Monday, 19 December 2016


It's been a long time, but I came back to playing The Prince: The Struggle of the House Borgia (sold as Borgia in the Netherlands) last week. The Italian renaissance has a strong attraction to game designers, it combines economic growth with art and architecture and intellectual growth. Princes of Florence, La Citta, Fresco, Leonardo Da Vinci and Medici are just some examples of games combining these elements. And that is ignoring all the games covering the exploration of the world in the same period.

But there's another side to the renaissance that attracts designers and that's the Machiavellian politics. When you want a game that has conflict and backstabbing as well as the above, the exploits of the condottiere and scheming of the renaissance popes offer a good background.
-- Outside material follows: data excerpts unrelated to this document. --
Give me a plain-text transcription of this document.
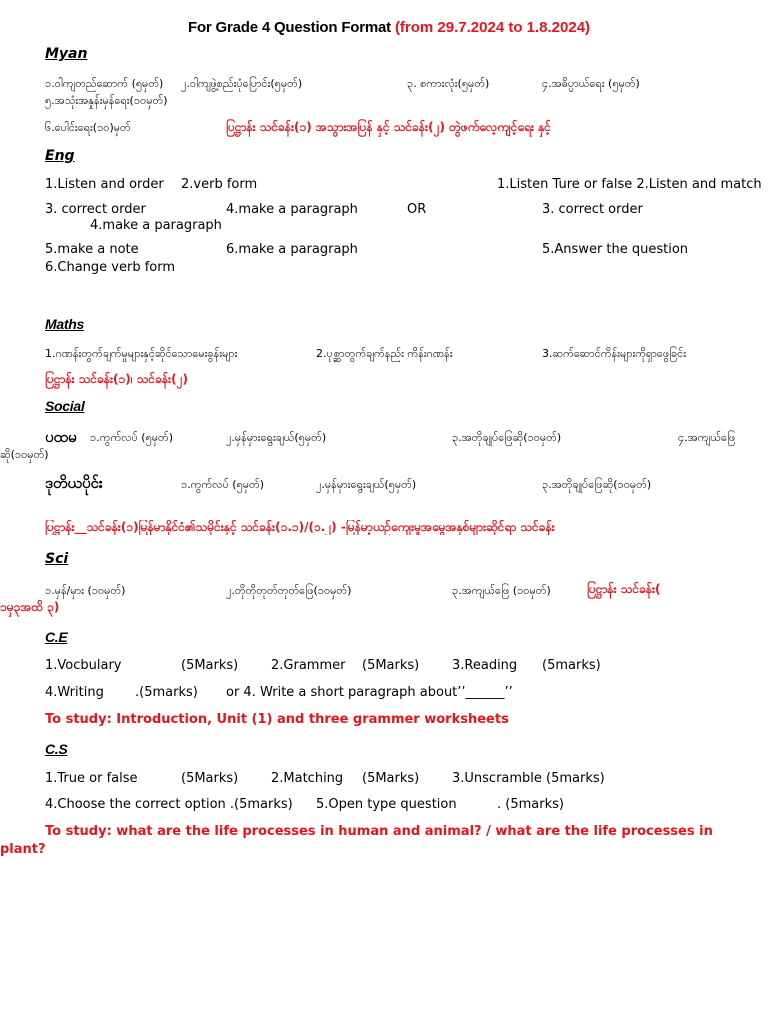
For Grade 4 Question Format (from 29.7.2024 to 1.8.2024)
Myan
၁.ဝါကျတည်ဆောက် (၅မှတ်) ၂.ဝါကျဖွဲ့စည်းပုံပြောင်း(၅မှတ်)	၃. စကားလုံး(၅မှတ်)	၄.အဓိပ္ပာယ်ရေး (၅မှတ်)
၅.အသုံးအနှုန်းမှန်ရေး(၁၀မှတ်)
၆.ပေါင်းရေး(၁၀)မှတ်	ပြဋ္ဌာန်း သင်ခန်း(၁) အသွားအပြန် နှင့် သင်ခန်း(၂) တွဲဖက်လေ့ကျင့်ရေး နှင့်
Eng
1.Listen and order 2.verb form	1.Listen Ture or false 2.Listen and match
3. correct order	4.make a paragraph	OR	3. correct order
4.make a paragraph
5.make a note	6.make a paragraph	5.Answer the question
6.Change verb form
Maths
1.ဂဏန်းတွက်ချက်မှုများနှင့်ဆိုင်သောမေးခွန်းများ	2.ပုစ္ဆာတွက်ချက်နည်း ကိန်းဂဏန်း	3.ဆက်ဆောင်ကိန်းများကိုရှာဖွေခြင်း
ပြဋ္ဌာန်း သင်ခန်း(၁)၊ သင်ခန်း(၂)
Social
ပထမ ၁.ကွက်လပ် (၅မှတ်)	၂.မှန်မှားရွေးချယ်(၅မှတ်)	၃.အတိုချုပ်ဖြေဆို(၁၀မှတ်)	၄.အကျယ်ဖြေ
ဆို(၁၀မှတ်)
ဒုတိယပိုင်း	၁.ကွက်လပ် (၅မှတ်)	၂.မှန်မှားရွေးချယ်(၅မှတ်)	၃.အတိုချုပ်ဖြေဆို(၁၀မှတ်)
ပြဋ္ဌာန်း__သင်ခန်း(၁)မြန်မာနိုင်ငံ၏သမိုင်းနှင့် သင်ခန်း(၁.၁)/(၁.၂) -မြန်မာ့ယဉ်ကျေးမှုအမွေအနှစ်များဆိုင်ရာ သင်ခန်း
Sci
၁.မှန်/မှား (၁၀မှတ်)	၂.တိုတိုတုတ်တုတ်ဖြေ(၁၀မှတ်)	၃.အကျယ်ဖြေ (၁၀မှတ်)	ပြဋ္ဌာန်း သင်ခန်း(
၁မှ၃အထိ ၃)
C.E
1.Vocbulary	(5Marks)	2.Grammer (5Marks)	3.Reading (5marks)
4.Writing .(5marks) or 4. Write a short paragraph about’’______’’
To study: Introduction, Unit (1) and three grammer worksheets
C.S
1.True or false	(5Marks)	2.Matching (5Marks)	3.Unscramble (5marks)
4.Choose the correct option .(5marks) 5.Open type question	. (5marks)
To study: what are the life processes in human and animal? / what are the life processes in
plant?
Not for nothing one of the games that takes this approach is named after the Florentine politician and philosopher. But there's others as well: Martin Wallace's Princes of the Renaissance and Borgia. While Machiavelli is a more detailed version of Diplomacy, the latter two games leave the physical map and use cards and counters to portray the expansion of power.

Borgia is the less complex of the latter two games. It plays in three phases where auctioning resource and action cards and attacking each other's resources make up the player's turns. The attacks can always be made on unprotected resources, ie they are not combined with a city. Otherwise it needs playing a condottiere card. They can be defended by playing condottiere cards as well.

The phase ends when all available cards have been auctioned. Then income is gathered and a papal election held, followed by a point tally. The points come from cities, famous artists and being chosen pope.

What proved interesting is that you can have a fun game threatening other players by attacking unprotected resource cards and then not play a condottiere card, hoping that the other player plays one, effectively wasting it. The downside is that you waste one of your limited actions and get nothing in return.

It became a very close run game in the end, with me losing by 151 to 147 points. I managed to take out a very valuable artist from my rival by stealing the medicine card of him first and then playing my plague card.

But he saved his victory by good defensive pairing of his stronger but less valuable cities to his artists and his weaker but more valuable cities to independent families that increased the defensive value. That meant that my condottiere cards were too weak to take them on and sway the game my way,

A sturdy game, but nothing can change my love for Princes of the Renaissance. Not even the fact that I suck at bidding games.